The order covers key documents from 25 people with ties to the company, including Trump himself, three of his children (Don Jr., Eric, and Ivanka), his personal assistant Rhona Graff, and top officers who are already under the microscope in the DA and AG criminal investigation. Some of those names likely to turn heads include chief operating officer Matthew Calamari, company controller Jeffrey S. McConney, and longtime chief financial officer Allen Weisselberg, who was indicted in July by Manhattan District Attorney Cy Vance on charges of tax fraud.
The agreement was originally filed on Sept. 3, but was sealed 10 days later—one day before an attorney for Eric Trump withdrew from the case. The judge unsealed the agreement on Friday following a request from legal news outlet Law360.
In the filing, the judge said that because “disputes have arisen regarding the Trump Organization’s document collection and production in response to [NYAG] subpoenas,” the company must produce a report by Sept. 30 detailing the actions it has taken to preserve, gather, and produce that evidence. If James still feels the company has not satisfied her request, the Trump Organization will have two weeks to hire, out of its own pocket, a third-party firm to oversee discovery of its electronic records. The company can select the firm, but James’ office must approve the choice.

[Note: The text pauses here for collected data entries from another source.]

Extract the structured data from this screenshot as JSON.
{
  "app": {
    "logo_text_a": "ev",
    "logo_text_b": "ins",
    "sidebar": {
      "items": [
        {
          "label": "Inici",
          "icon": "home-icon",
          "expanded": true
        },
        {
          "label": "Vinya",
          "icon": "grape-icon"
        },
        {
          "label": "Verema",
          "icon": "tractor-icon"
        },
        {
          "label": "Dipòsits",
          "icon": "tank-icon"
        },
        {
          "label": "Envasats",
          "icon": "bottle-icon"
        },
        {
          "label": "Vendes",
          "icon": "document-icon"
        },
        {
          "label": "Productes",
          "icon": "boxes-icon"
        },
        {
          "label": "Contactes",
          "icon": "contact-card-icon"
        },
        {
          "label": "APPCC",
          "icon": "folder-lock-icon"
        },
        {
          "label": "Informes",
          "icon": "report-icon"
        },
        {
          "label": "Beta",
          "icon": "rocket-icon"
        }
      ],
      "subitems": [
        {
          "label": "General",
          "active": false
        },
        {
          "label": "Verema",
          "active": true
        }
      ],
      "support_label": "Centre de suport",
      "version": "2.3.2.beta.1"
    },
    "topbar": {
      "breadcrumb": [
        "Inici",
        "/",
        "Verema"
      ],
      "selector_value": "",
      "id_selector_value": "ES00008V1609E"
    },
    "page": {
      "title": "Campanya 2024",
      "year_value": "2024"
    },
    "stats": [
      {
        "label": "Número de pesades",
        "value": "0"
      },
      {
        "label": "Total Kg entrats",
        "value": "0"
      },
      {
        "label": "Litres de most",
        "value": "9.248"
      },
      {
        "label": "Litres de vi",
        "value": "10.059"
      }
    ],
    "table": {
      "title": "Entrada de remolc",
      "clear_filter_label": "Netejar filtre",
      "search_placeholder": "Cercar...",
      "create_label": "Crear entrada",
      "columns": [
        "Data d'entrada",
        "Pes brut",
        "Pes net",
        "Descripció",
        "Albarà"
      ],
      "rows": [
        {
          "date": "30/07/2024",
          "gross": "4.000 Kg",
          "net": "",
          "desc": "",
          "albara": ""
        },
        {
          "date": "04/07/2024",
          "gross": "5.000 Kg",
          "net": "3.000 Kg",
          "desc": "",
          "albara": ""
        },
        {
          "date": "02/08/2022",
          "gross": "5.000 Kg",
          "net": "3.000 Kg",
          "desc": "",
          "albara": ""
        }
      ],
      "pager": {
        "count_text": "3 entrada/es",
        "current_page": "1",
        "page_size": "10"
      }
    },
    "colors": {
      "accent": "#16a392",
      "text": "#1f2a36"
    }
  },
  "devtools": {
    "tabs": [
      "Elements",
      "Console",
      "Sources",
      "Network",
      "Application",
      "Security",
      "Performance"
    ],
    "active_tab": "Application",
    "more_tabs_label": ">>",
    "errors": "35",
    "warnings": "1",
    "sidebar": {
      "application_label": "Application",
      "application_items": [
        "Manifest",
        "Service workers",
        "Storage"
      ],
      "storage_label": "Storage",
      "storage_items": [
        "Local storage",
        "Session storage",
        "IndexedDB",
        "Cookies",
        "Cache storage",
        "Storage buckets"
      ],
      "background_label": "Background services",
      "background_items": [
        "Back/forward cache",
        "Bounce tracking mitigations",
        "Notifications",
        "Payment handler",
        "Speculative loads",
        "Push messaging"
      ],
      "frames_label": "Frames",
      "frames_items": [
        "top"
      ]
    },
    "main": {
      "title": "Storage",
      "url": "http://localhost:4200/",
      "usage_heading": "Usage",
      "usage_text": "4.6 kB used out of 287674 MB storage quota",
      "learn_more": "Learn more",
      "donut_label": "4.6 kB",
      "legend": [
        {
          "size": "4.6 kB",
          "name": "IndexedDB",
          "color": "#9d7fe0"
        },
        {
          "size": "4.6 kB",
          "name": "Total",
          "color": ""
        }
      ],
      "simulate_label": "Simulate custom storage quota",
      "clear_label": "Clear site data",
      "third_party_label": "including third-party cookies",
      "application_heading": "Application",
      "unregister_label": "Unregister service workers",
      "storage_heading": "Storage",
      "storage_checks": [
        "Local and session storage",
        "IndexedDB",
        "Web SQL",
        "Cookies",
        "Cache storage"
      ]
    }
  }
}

The New York Attorney General and the Manhattan District Attorney are jointly prosecuting a criminal tax fraud case against the Trump Organization and its chief financial officer, Allen Weisselberg. But this matter predates their joint effort, dating back to when the office was pursuing its own investigation related to suspicious real estate valuations and allegations of potential bank fraud.
Former Justice Department attorney Jill Wine-Banks, who prosecuted Watergate, told The Daily Beast it was “about time” the Trump Organization was held accountable.
“Trump and the Trump Organization have stonewalled and procrastinated for more than a year. Subpoenas must be obeyed and not looking or not finding what is requested is noncompliance,” Wine-Banks said. “Also, since this subpoena predates the joint investigation with the DA, it may be related to real estate and bank fraud rather than tax fraud, but cannot guarantee that.”
The NYAG has subpoenaed records related to several Trump properties, including Trump International Hotel and Tower in Chicago, Trump National Golf Club in L.A., and two New York properties—40 Wall St. in Manhattan and the Seven Springs Estate in Westchester County, which was managed by Eric Trump. The NYAG alleges that the Trump Organization illegally manipulated the value of these properties in order to obtain tax breaks and favorable terms for bank loans and insurance.
According to court documents and two sources familiar with the investigation, previous iterations of this fight for records avoided a high-profile battle because defendants and witnesses eventually relented and gave up real estate and bank records.
The ongoing investigations by the New York AG and Manhattan DA have been running on parallel tracks for years.
DA Cyrus Vance Jr.'s office is believed to have started with an examination of Trump's "hush money" payments to the porn star Stormy Daniels, which led to multiple trips to the Supreme Court in a fierce battle to obtain then-President Trump's tax returns.
Meanwhile, the AG's office had already completed a series of successful lawsuits against Trump and his companies. It played a key role in a nationwide class-action lawsuit that exposed the false promises of his for-profit "education" scandal, Trump University.
Next, the AG’s office targeted the Trump Foundation and got a judge to dismantle the real estate mogul's charity by proving it had made glaring accounting errors and been misused to further his political campaign for president. By 2019, the office of the top prosecutor in New York State had set its sights on the Trump Organization itself, exploring whether company officers had lied about real estate values in an effort to commit bank fraud.
Investigators became particularly interested in a Bruce Wayne-style mansion just north of New York City: Seven Springs. What caught their attention was how Trump had repeatedly failed to develop a luxury golf course on the 212-acre, forested estate—and yet he kept valuing the property as if it could still be developed the way he had dreamed.
The estate includes several mansions and sprawls across three towns: Bedford, New Castle, and North Castle. Hence, investigators sought any evidence from those towns that would show whether the project had any real chances to succeed or if it was doomed—thus proving that Trump's valuations were unwarranted and possibly fraudulent.
Subpoenas demanded copies of “zoning, property planning, or other building and construction permissions” that had been sought by Trump’s firm for the property, Seven Springs LLC.